The goals of drug development process involves supporting all stakeholders in improving patient care, addressing challenges associated with financial sustainability and facilitating implementation of innovative medicines.
Oncology Drug Development
The pharmaceutical industry continues to invest towards new advances in cancer therapy such as increasing availability of immunotherapy, enhancing focus on personalised treatment and emerging technologies of gene editing. The standards for assessing safety and efficacy in randomised controlled trials (RCT) are important in development of cancer drugs. Cost, patient recruitment difficulties and generalisability are recognised limitations of randomised controlled trials (RCTs). The potential of developing successful anticancer drugs is hampered by the elevated expenditure and time taken in traditional regulatory approval pathway. Pragmatic trials are designed to assess comparative effectiveness and evaluate the interventions in real life, whereas confirmatory trials test interventions under optimal conditions. Prospectively designed randomised pragmatic trial with regulatory compliance can provide sufficient evidence for verifying clinical benefit and ensuring approval.
The need for rethinking traditional approaches for drug development approval includes use of real world data. There has been a dramatic increase in usage of observational data for rapid, informed and widespread accessibility or availability of important anticancer medicines. Real-world evidence (RWE) can be useful during all stages of drug development lifecycle from discovery to management of a licensed product. Thoughtful and balanced fashion of accounting real-world evidence in regulatory and health technology assessment can justify and enrich sound decision-making.
Real World Evidence
Real world or Observational data do not arise from experimental or interventional studies or result of clinical trials. This data is collected retrospectively or prospectively from routine clinical practice. Real world evidence can be collected from different sources like patient and population surveys or databases, patient chart reviews, cohort studies and health registries. RWE uses real world data (RWD) to generate foresight, insight and explorative findings on diseases, patients and products. The interest to include real world data is overwhelming as routinely collected data increases external validity of randomised clinical trials on anticancer drugs and generates evidence on factors determining treatment effects in the real world pertaining to pharmaceutical policies, health systems, patient preferences or doctor patient relationship. This data complements information derived from randomised clinical trials; supplement RCT data beyond the duration of follow-up; helps in decision-making and determining the value of treatment to reflect a variety of outcomes in improving quality of life, overall survival or adverse effects of treatment; captures rare events, long-term outcomes and supports biomarker validation; provides valuable clinical insights; improves information supplied for health technology assessments while maintaining patient confidentiality.
The advantages of data collection are numerous in cancer drug development which includes reduction of timelines, costs and number of patients in randomised trials along with confirming results of such trials. The number of patients available for proper assessment of benefit-risk in clinical trials may be too small. A potential solution to complement results from randomised trials with real-world data factored can help weigh the ultimate benefit-risk of anticancer products. It can provide useful information on defining standard of care, burden of illness, disease progression and resource utilisation. RWE can guide conditional reimbursement depending on feasibility, clinical uncertainty and transaction overheads.
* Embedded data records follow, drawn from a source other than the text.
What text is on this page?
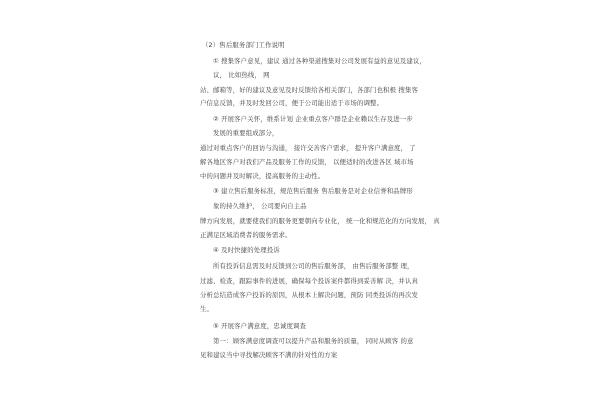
（2）售后服务部门工作说明
① 搜集客户意见，建议 通过各种渠道搜集对公司发展有益的意见及建议，
议， 比如热线， 网
站、邮箱等，好的建议及意见及时反馈给各相关部门，各部门也积极 搜集客
户信息反馈，并及时发回公司，便于公司能出适于市场的调整。
② 开展客户关怀，维系计划 企业重点客户群是企业赖以生存及进一步
发展的重要组成部分，
通过对重点客户的回访与沟通， 接许交善客户需求， 提升客户满意度， 了
解各地区客户对我们产品及服务工作的反馈， 以便适时的改进各区 域市场
中的问题并及时解决，提高服务的主动性。
③ 建立售后服务标准，规范售后服务 售后服务是对企业信誉和品牌形
象的持久维护， 公司要向自主品
牌方向发展，就要使我们的服务更要朝向专业化， 统一化和规范化的方向发展， 真
正满足区域消费者的服务需求。
④ 及时快捷的处理投诉
所有投诉信息需及时反馈到公司的售后服务部， 由售后服务部整 理，
过滤、检查，跟踪事件的进展，确保每个投诉案件都得到妥善解 决，并认真
分析总结造成客户投诉的原因，从根本上解决问题，预防 同类投诉的再次发
生。
⑤ 开展客户满意度，忠诚度调查
第一：顾客满意度调查可以提升产品和服务的质量， 同时从顾客 的意
见和建议当中寻找解决顾客不满的针对性的方案
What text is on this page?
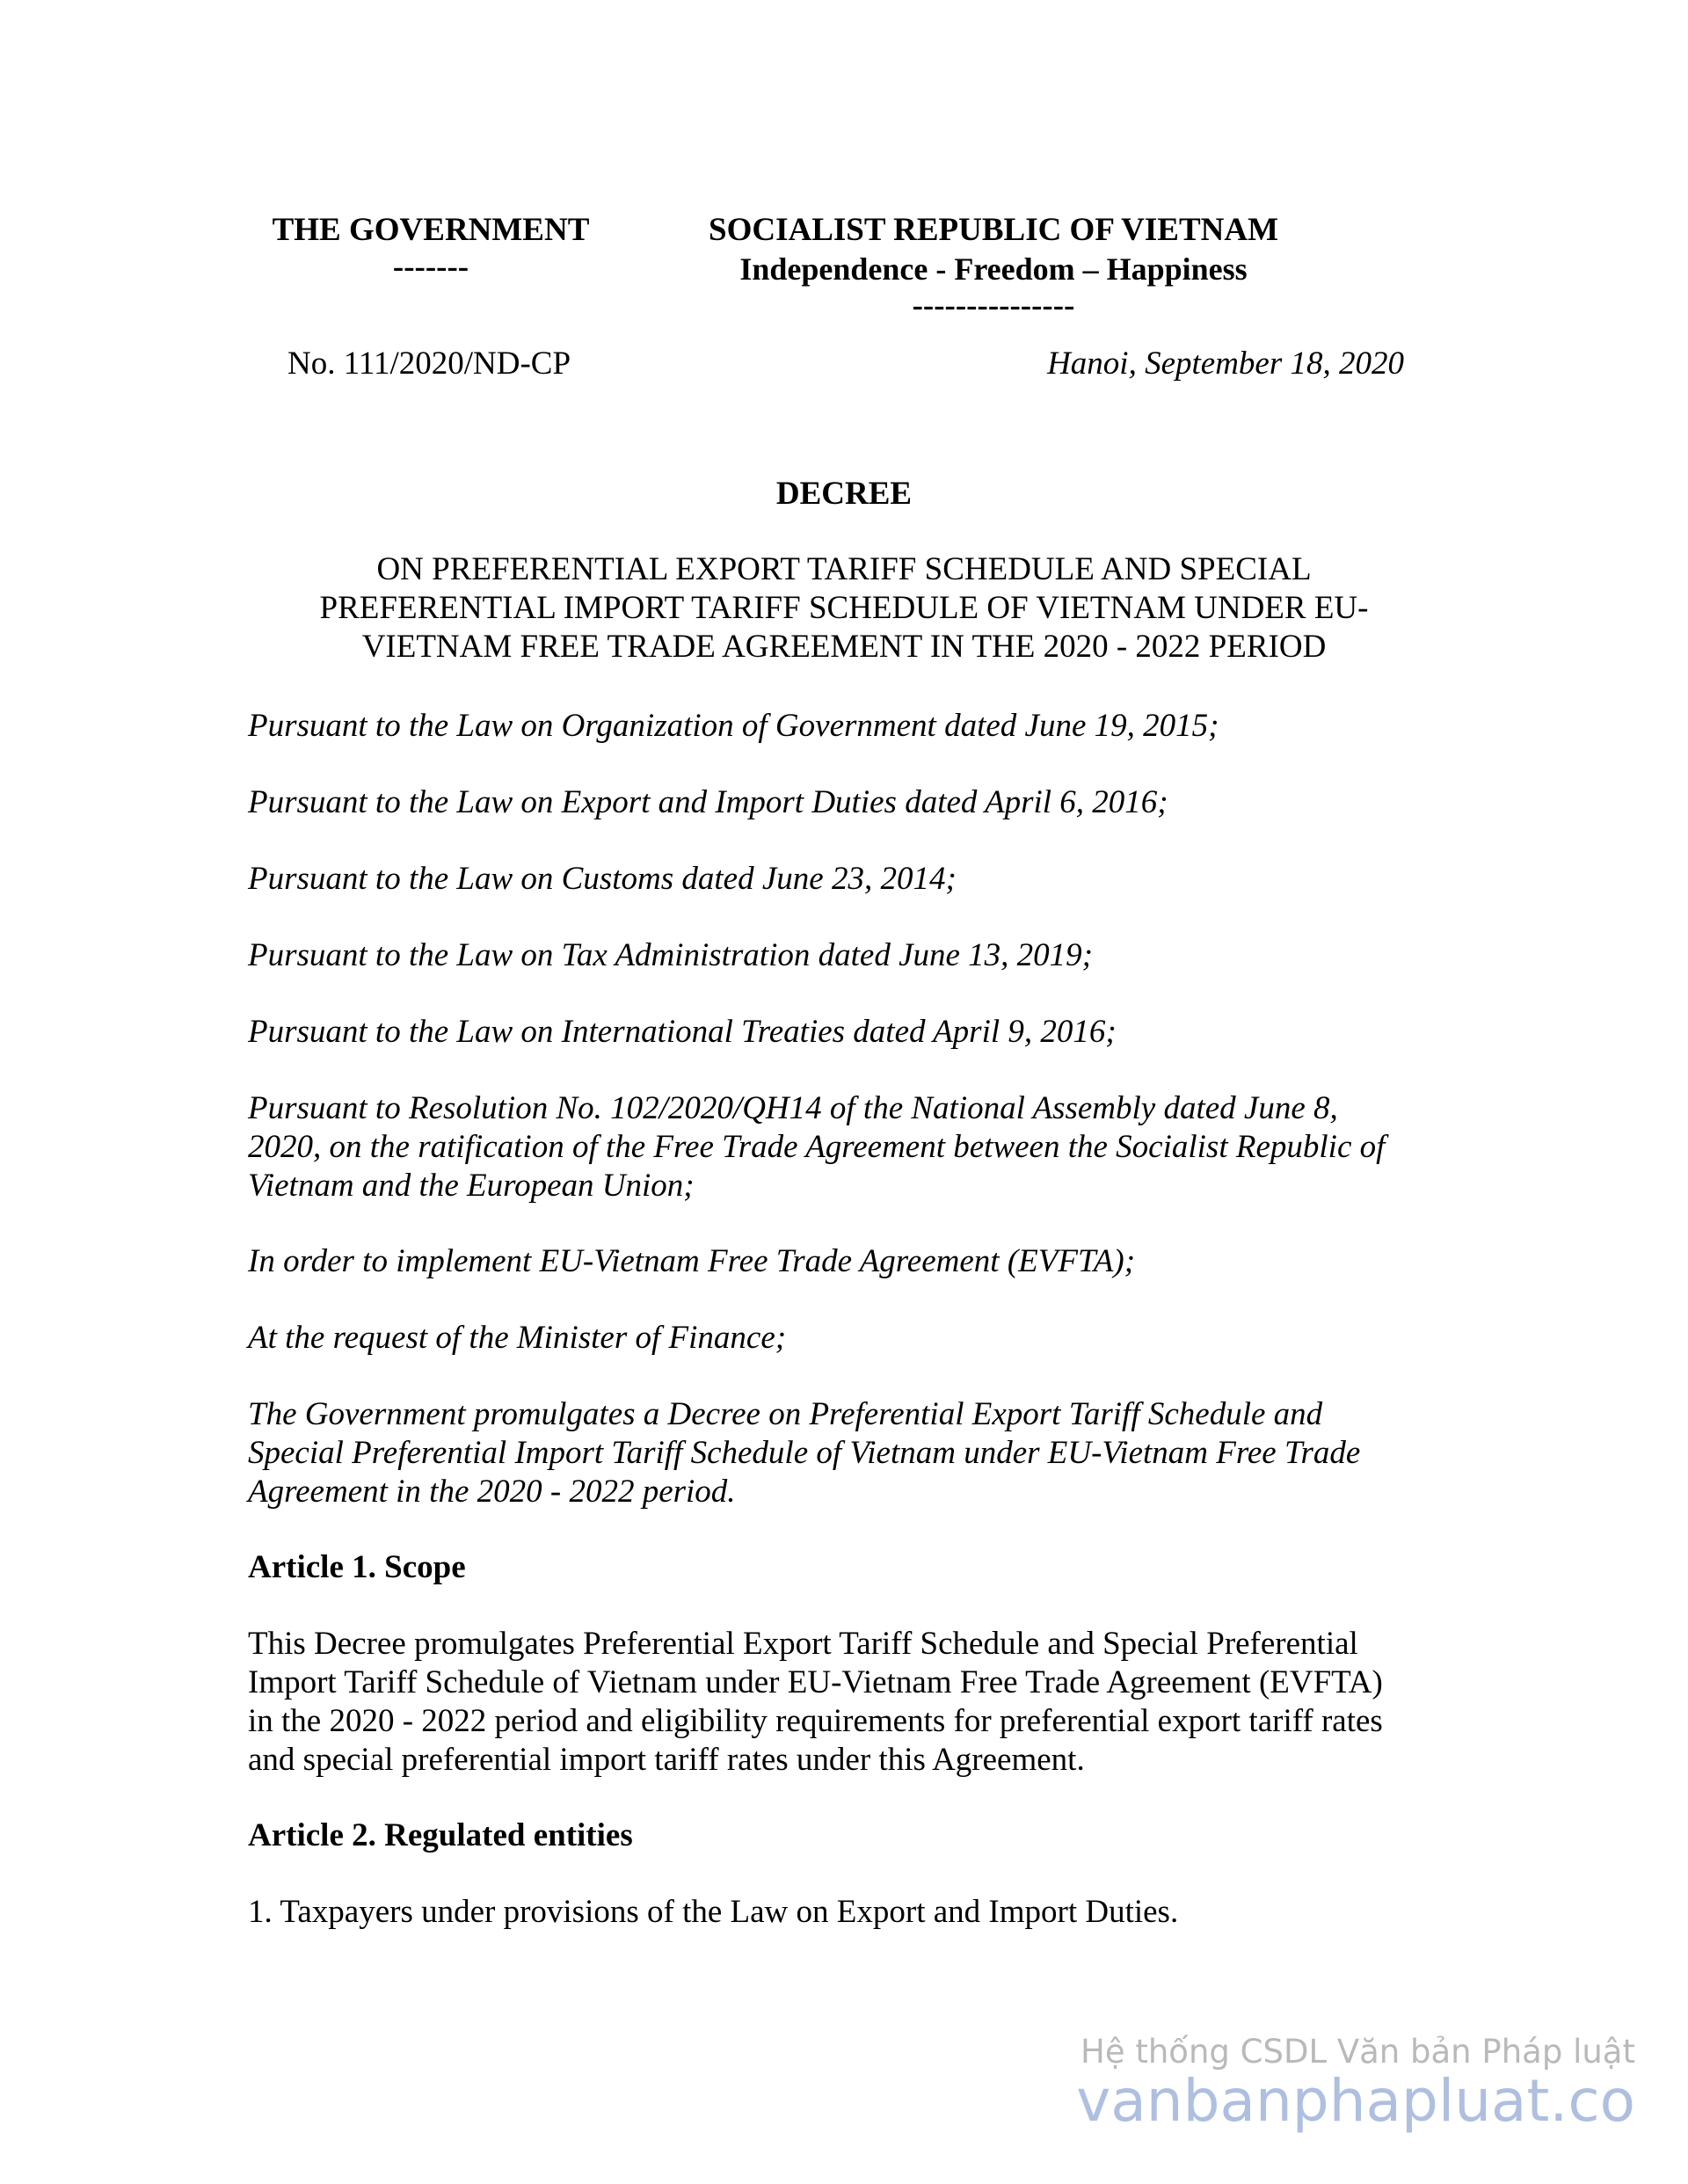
THE GOVERNMENT
-------
SOCIALIST REPUBLIC OF VIETNAM
Independence - Freedom – Happiness
---------------
No. 111/2020/ND-CP	Hanoi, September 18, 2020
DECREE
ON PREFERENTIAL EXPORT TARIFF SCHEDULE AND SPECIAL
PREFERENTIAL IMPORT TARIFF SCHEDULE OF VIETNAM UNDER EU-
VIETNAM FREE TRADE AGREEMENT IN THE 2020 - 2022 PERIOD
Pursuant to the Law on Organization of Government dated June 19, 2015;
Pursuant to the Law on Export and Import Duties dated April 6, 2016;
Pursuant to the Law on Customs dated June 23, 2014;
Pursuant to the Law on Tax Administration dated June 13, 2019;
Pursuant to the Law on International Treaties dated April 9, 2016;
Pursuant to Resolution No. 102/2020/QH14 of the National Assembly dated June 8,
2020, on the ratification of the Free Trade Agreement between the Socialist Republic of
Vietnam and the European Union;
In order to implement EU-Vietnam Free Trade Agreement (EVFTA);
At the request of the Minister of Finance;
The Government promulgates a Decree on Preferential Export Tariff Schedule and
Special Preferential Import Tariff Schedule of Vietnam under EU-Vietnam Free Trade
Agreement in the 2020 - 2022 period.
Article 1. Scope
This Decree promulgates Preferential Export Tariff Schedule and Special Preferential
Import Tariff Schedule of Vietnam under EU-Vietnam Free Trade Agreement (EVFTA)
in the 2020 - 2022 period and eligibility requirements for preferential export tariff rates
and special preferential import tariff rates under this Agreement.
Article 2. Regulated entities
1. Taxpayers under provisions of the Law on Export and Import Duties.
Hệ thống CSDL Văn bản Pháp luật
vanbanphapluat.co
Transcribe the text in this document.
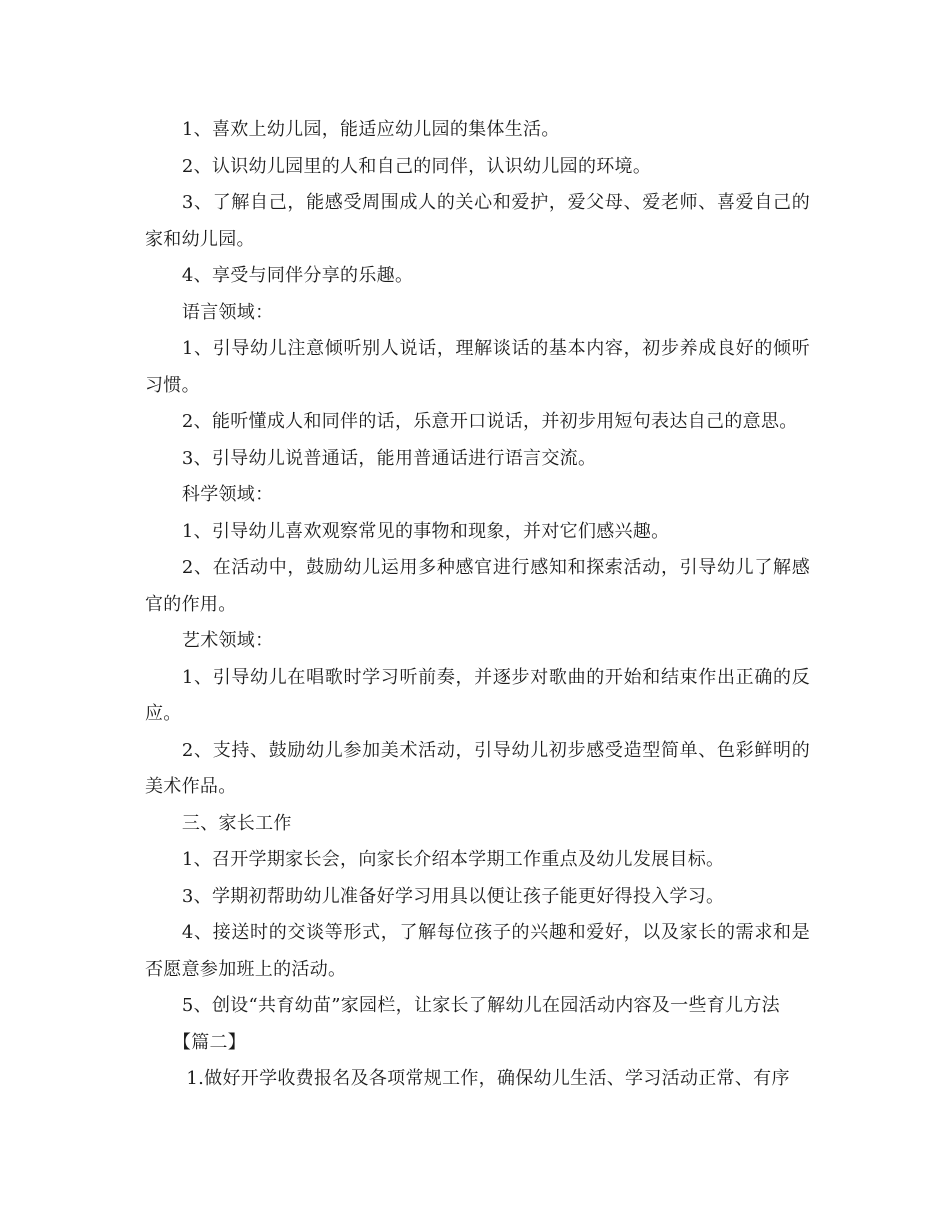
1、喜欢上幼儿园，能适应幼儿园的集体生活。

2、认识幼儿园里的人和自己的同伴，认识幼儿园的环境。

3、了解自己，能感受周围成人的关心和爱护，爱父母、爱老师、喜爱自己的家和幼儿园。

4、享受与同伴分享的乐趣。

语言领域：

1、引导幼儿注意倾听别人说话，理解谈话的基本内容，初步养成良好的倾听习惯。

2、能听懂成人和同伴的话，乐意开口说话，并初步用短句表达自己的意思。

3、引导幼儿说普通话，能用普通话进行语言交流。

科学领域：

1、引导幼儿喜欢观察常见的事物和现象，并对它们感兴趣。

2、在活动中，鼓励幼儿运用多种感官进行感知和探索活动，引导幼儿了解感官的作用。

艺术领域：

1、引导幼儿在唱歌时学习听前奏，并逐步对歌曲的开始和结束作出正确的反应。

2、支持、鼓励幼儿参加美术活动，引导幼儿初步感受造型简单、色彩鲜明的美术作品。

三、家长工作

1、召开学期家长会，向家长介绍本学期工作重点及幼儿发展目标。

3、学期初帮助幼儿准备好学习用具以便让孩子能更好得投入学习。

4、接送时的交谈等形式，了解每位孩子的兴趣和爱好，以及家长的需求和是否愿意参加班上的活动。

5、创设“共育幼苗”家园栏，让家长了解幼儿在园活动内容及一些育儿方法

【篇二】

1.做好开学收费报名及各项常规工作，确保幼儿生活、学习活动正常、有序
Observational studies can fill critical gaps with regard to health technology assessment. In spite of advanced strategies to adjust various biases and confounding factors, translation into real-world evidence is a critical challenge. The translation process depends on the kind of products, the treatment effects of clinical development and available alternative treatment approaches. Handling challenges of RWE is necessary before integrating into drug development process.
Scope and Advances
New advances in digital technology can facilitate collection and analysis of real-world data benefiting patients and healthcare systems. The increasing access to electronic health records (EHRs) and administrative databases provides opportunities to conduct observational studies in collecting data, serve to help regulators define the benefit-risk balance of new drugs and support assessment of added value outside an experimental situation by health technology assessment (HTA) bodies. The difficulty in obtaining good quality data can be sorted by linking registries protected by law that contain data of cancer patients for cross-border analysis and other research purposes. Data collection and analysing systems must function with a decentralised infrastructure.
New pathways and several initiatives are developed for better cancer therapy like scientific concept of adaptive pathway approach for drug development and data generation. This implies iterative development with restricted patient population followed by evidence gathering and progressively expanding to a wider population. The early involvement of patients along with real-life gathered evidence supplements clinical trial data and HTA bodies in product development. RWE is anticipated to be more important than licensing and market authorisation (MA). Developing a framework for harmonized RWD can assist healthcare providers and improve clinical, economic and humanistic outcome. Increased awareness and education of RWE can help overcome various challenges and barriers.